Dentro dessa lógica, todos nós devemos nos responsabilizar para sair dessa existência menos ignorantes do que quando entramos. Ao saber quem se é, pode-se ter a liberdade de escolher de forma consciente como se quer viver e não ficar à mercê do sopro dos ventos. Comprometer-se com as Leis Humanas nos convoca à consciência para assumirmos todas as responsabilidades do que nos acontece, nos fazendo assumir o volante de nossas próprias vidas para além da sobrevivência material. Vale lembrar que a Natureza não admite vácuo, logo, se não tomamos as rédeas de nossas vidas, estaremos as entregando a alguém.
A vida se sustenta por um ritmo e essa dinâmica se apoia em compromissos e responsabilidades e não na ausência deles.

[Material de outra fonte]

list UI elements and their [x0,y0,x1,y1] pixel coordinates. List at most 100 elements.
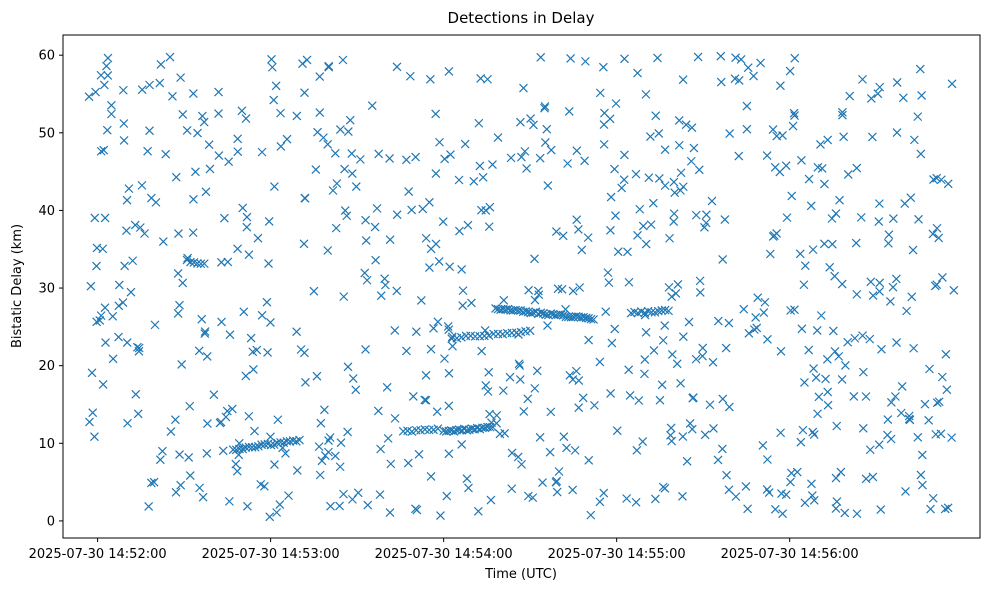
detection-marker [376,291,386,301]
detection-marker [262,297,272,307]
detection-marker [874,217,884,226]
detection-marker [317,456,327,466]
detection-marker [619,150,629,160]
detection-marker [348,374,358,383]
detection-marker [657,380,667,390]
detection-marker [688,393,698,402]
detection-marker [507,448,517,458]
detection-marker [185,401,195,411]
detection-marker [520,146,530,156]
detection-marker [925,364,934,374]
detection-marker [416,295,426,305]
detection-marker [326,501,335,511]
detection-marker [699,222,709,232]
detection-marker [143,146,153,156]
detection-marker [242,212,252,222]
detection-marker [589,400,599,410]
detection-marker [600,108,609,118]
detection-marker [840,508,850,518]
detection-marker [457,265,467,274]
detection-marker [353,488,363,498]
detection-marker [173,309,183,318]
detection-marker [339,489,348,499]
detection-marker [426,244,436,254]
detection-marker [376,444,386,454]
detection-marker [552,476,562,486]
detection-marker [717,444,727,454]
detection-marker [156,59,166,69]
detection-marker [530,295,540,305]
detection-marker [435,137,444,147]
detection-marker [599,488,609,498]
detection-marker [822,354,832,364]
detection-marker [568,375,578,384]
detection-marker [920,399,930,409]
detection-marker [244,411,254,421]
detection-marker [114,301,124,311]
detection-marker [392,286,402,296]
detection-marker [624,365,634,375]
detection-marker [570,445,580,455]
detection-marker [424,263,434,273]
detection-marker [92,317,102,327]
detection-marker [401,155,411,165]
detection-marker [91,87,101,97]
detection-marker [674,140,684,150]
detection-marker [202,419,212,428]
detection-marker [828,326,838,336]
detection-marker [175,300,184,310]
detection-marker [421,233,431,243]
detection-marker [814,392,824,402]
detection-marker [947,433,957,443]
detection-marker [776,346,786,356]
detection-marker [543,181,553,191]
detection-marker [888,214,898,223]
detection-marker [877,344,886,354]
detection-marker [800,498,810,508]
detection-marker [491,304,500,313]
detection-marker [546,309,556,318]
detection-marker [707,196,717,206]
detection-marker [578,393,588,403]
detection-marker [698,351,707,361]
detection-marker [411,425,421,435]
detection-marker [433,317,443,327]
detection-marker [546,407,556,417]
detection-marker [300,88,309,98]
detection-marker [521,306,531,316]
detection-marker [84,92,94,102]
detection-marker [934,397,944,407]
detection-marker [250,426,259,436]
detection-marker [607,338,617,348]
detection-marker [620,54,629,64]
detection-marker [347,149,357,159]
detection-marker [530,383,540,393]
detection-marker [885,296,895,306]
detection-marker [676,168,686,178]
detection-marker [503,304,513,314]
detection-marker [485,409,495,419]
detection-marker [319,133,328,143]
detection-marker [932,223,942,233]
detection-marker [540,103,549,113]
detection-marker [790,53,800,63]
detection-marker [731,53,741,63]
detection-marker [433,424,443,434]
detection-marker [762,151,772,160]
detection-marker [485,422,495,432]
detection-marker [195,483,205,493]
detection-marker [654,174,664,183]
detection-marker [533,286,543,296]
detection-marker [744,328,754,338]
detection-marker [275,500,285,510]
detection-marker [839,132,849,142]
plot-frame [62,34,981,539]
detection-marker [568,485,578,495]
detection-marker [182,125,192,135]
detection-marker [118,85,128,95]
detection-marker [718,394,728,404]
detection-marker [850,333,860,343]
detection-marker [557,284,567,294]
detection-marker [556,310,566,320]
detection-marker [742,101,752,111]
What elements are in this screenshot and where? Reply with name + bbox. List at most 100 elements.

Por isso, é preciso que haja um conhecimento da importância desses Valores que nos caracterizam como Seres Humanos, e não só isso, mas uma apropriação e uma prática diária para que nos comprometamos com a Natureza Humana que habita em cada um de nós.
Portanto, ser livre não é sinônimo de não se comprometer com nada. Não estar comprometido é o mesmo que estar comprometido com a alienação de si e de tudo o que está a sua volta. Um indivíduo alienado não pode ser livre e nem pode caminhar de maneira consciente, não pode construir nada, não pode somar para si e nem para o outro. Sem compromisso nos tornamos suscetíveis e escravos das circunstâncias, perdemos o nosso poder sobre a vida e consequentemente nos perdemos, renunciamos a nossa condição e a nossa consciência humana.
Diante disso nos tornamos, fatalmente, um joguete na complexa existência com suas demandas e tensões. Porém, quem tem compromisso com a sua consciência e tudo o que qualifica a sua dignidade humana garante as condições necessárias para firmar compromissos por onde quer que transite, seja no trabalho, no ambiente familiar ou social. O compromisso traz consigo Virtudes como o Respeito, o Autocontrole, a Lucidez, a Atenção, a Vontade, a Garra e a Inteligência, que são imprescindíveis e nos ajudam a caminhar em direção ao Ideal Humano de Sabedoria. O compromisso com a condição humana nos garante uma fidelidade a nós mesmos e ao que elegemos como caminho a se trilhar, nos retira da mediocridade e nos eleva a um patamar além da sobrevivência. O comprometimento nos possibilita sair da posição de meros espectadores de nossas próprias vidas e nos permite construir a nós mesmos e, como construtores, somos livres para criar essa que é a mais importante de todas as obras de arte – a nossa Humanidade.